Vitaly Halberstadt (20 March 1903, Odessa – 25 October 1967, Paris) was a French chess player, theorist, problemist, and a noted endgame study composer.

Born in Odessa, in the Kherson Governorate of the Russian Empire (present-day Ukraine), he emigrated to France after the Russian Civil War.

== Chess games ==

Chess games during Halberstadt's career
| Year | Placement | Competition or location | Victor of year |
| 1925 | 1st place (shared with Abraham Baratz) | Paris City Chess Championship | Halberstadt and Baratz |
| 1926 | 2nd place | Leon Schwartzmann |
| 5-6th places | Hyères | Abraham Baratz |
| 1st place (shared with Peter Potemkine) | Paris | Halberstadt and Potemkine |
| 1927 | 5-7th places | Paris City Chess Championship | Abraham Baratz |
| 1928 | 10-11th places |
| 1st-3rd places (tied with Marcel Duchamp and J.J. O'Hanlon) | Hyères | Halberstadt, Duchamp and O'Hanlon |
| 1930 | 8th place | Paris City Chess Championship | Josef Cukierman |
| 1931 | 6th place | Eugene Znosko-Borovsky |
| 1932 | 3rd place | Oscar Blum |
| 1938 | 9th | Paris (L'Echiquier) | Baldur Hoenlinger |

== Publications ==
In 1932, Halberstadt published with Marcel Duchamp "L'Opposition et les cases conjugées sont réconciliées", a chess manual dedicated to several special end-game problems, for which Duchamp designed the layout and cover. In this book, Duchamp and Halberstadt addressed the complication of the so-called "heterodox opposition", which is a precisely organized endgame that involved two kings and a handful of pawns.
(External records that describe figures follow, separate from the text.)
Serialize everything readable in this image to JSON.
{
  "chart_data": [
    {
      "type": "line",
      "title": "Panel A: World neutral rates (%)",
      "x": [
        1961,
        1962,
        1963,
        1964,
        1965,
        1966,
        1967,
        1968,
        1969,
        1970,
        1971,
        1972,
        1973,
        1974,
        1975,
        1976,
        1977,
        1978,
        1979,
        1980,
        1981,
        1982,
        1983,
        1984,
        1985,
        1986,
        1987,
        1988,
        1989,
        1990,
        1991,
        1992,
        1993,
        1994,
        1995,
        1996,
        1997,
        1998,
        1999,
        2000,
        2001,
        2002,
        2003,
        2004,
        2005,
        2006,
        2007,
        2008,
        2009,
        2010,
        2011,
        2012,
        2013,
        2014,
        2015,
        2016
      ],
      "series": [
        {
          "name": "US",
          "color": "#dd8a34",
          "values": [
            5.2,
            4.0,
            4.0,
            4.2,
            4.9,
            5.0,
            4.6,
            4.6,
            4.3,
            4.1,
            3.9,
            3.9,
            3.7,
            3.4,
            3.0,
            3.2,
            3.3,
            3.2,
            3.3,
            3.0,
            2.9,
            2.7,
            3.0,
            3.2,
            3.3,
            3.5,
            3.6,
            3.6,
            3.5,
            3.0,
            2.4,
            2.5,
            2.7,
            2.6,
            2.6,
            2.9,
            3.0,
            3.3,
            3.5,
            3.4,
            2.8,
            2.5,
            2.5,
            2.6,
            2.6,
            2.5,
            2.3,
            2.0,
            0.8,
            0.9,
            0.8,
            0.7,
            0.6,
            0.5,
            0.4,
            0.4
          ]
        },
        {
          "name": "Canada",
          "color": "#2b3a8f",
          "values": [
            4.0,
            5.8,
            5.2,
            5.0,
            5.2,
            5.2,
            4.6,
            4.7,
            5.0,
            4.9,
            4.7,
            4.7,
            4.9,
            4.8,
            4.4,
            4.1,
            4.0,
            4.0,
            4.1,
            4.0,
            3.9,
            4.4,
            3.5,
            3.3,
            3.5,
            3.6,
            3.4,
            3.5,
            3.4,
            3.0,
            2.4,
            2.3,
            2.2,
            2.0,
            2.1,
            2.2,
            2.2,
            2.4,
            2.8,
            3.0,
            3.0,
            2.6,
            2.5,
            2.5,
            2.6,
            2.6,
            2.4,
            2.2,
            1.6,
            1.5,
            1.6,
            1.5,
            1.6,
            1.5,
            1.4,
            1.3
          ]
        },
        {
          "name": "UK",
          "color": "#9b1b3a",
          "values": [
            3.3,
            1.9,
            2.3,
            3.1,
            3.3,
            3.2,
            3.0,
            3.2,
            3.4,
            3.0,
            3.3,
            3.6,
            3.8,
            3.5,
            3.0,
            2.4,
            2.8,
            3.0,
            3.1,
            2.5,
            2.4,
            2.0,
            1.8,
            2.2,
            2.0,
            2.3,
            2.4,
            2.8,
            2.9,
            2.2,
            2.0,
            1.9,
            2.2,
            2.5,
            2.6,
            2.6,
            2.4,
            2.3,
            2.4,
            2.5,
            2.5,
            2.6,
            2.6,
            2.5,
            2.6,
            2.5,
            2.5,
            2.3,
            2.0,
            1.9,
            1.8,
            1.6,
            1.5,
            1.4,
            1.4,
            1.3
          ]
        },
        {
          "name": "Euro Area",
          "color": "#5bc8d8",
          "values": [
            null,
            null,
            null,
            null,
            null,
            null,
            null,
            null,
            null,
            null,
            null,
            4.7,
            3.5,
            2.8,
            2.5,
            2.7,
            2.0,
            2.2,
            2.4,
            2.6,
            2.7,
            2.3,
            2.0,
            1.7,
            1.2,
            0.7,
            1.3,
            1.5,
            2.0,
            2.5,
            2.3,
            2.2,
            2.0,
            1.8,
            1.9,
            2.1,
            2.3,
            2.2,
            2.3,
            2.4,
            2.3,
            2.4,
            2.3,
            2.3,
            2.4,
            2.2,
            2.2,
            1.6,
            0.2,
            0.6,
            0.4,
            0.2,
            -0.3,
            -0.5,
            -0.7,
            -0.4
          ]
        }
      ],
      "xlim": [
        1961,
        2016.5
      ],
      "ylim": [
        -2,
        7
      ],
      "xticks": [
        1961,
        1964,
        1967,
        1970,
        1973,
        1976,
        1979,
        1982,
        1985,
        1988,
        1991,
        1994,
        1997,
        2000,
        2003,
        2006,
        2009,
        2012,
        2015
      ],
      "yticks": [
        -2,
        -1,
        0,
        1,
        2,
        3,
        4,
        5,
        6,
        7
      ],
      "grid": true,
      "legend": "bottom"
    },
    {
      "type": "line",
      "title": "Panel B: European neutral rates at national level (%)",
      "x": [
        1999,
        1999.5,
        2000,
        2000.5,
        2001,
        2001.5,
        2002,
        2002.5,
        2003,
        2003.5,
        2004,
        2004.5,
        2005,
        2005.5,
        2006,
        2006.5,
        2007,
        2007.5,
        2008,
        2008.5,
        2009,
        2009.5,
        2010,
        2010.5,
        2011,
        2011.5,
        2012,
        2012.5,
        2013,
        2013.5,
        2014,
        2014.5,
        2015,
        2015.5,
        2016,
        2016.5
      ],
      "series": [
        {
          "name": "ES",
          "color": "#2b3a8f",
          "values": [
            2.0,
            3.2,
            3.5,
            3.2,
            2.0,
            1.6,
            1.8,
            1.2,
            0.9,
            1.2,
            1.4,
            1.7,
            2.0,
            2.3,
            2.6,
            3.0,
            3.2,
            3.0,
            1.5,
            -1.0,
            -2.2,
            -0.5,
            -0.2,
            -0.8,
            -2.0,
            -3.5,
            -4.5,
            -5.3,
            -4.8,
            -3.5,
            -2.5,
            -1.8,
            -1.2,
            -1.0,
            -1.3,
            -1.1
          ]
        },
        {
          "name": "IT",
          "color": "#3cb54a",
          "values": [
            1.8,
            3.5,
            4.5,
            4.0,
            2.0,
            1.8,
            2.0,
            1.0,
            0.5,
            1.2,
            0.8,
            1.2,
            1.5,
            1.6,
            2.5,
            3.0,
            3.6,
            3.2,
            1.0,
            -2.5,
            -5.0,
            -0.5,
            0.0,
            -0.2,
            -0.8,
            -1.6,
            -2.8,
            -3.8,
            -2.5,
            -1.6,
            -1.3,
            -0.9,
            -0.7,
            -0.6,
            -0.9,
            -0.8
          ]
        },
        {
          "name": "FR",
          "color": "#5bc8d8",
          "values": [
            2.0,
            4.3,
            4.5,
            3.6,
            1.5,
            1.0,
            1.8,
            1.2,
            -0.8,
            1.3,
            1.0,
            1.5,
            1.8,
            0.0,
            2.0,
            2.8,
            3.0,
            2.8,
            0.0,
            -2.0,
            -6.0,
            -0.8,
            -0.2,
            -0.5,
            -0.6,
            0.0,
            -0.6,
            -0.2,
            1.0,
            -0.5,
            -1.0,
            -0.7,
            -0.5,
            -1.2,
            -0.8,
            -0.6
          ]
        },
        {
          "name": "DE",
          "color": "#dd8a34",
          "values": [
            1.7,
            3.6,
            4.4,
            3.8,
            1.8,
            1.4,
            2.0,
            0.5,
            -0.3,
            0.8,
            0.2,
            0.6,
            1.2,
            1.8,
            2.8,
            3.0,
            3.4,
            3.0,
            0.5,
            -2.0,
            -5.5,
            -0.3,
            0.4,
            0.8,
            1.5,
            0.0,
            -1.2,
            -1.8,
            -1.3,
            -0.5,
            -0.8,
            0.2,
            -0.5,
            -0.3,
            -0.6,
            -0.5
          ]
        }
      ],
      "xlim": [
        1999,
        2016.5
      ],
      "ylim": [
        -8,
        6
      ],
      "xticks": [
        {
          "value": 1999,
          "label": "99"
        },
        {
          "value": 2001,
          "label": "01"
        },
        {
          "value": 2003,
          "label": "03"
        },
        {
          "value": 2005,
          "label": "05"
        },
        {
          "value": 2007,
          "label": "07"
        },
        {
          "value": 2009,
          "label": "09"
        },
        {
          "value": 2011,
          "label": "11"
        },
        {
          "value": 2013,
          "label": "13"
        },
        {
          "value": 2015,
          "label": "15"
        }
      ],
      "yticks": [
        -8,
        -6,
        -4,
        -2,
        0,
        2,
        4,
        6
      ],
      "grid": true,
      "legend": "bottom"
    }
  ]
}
This concept has established a figure of immobilized reversibility between two subjective positions and two players. Within a condition where only two kings remain, the duo described the move in the following manner:The king 'may act in such a way as to suggest he has completely lost interest in winning the game. Then the other king, if he is a true sovereign, can give the appearance of being even less interested.' Until one of them provokes the other into a blunder. Halberstadt was also the author of "Curiosités tactiques des finales" (1954).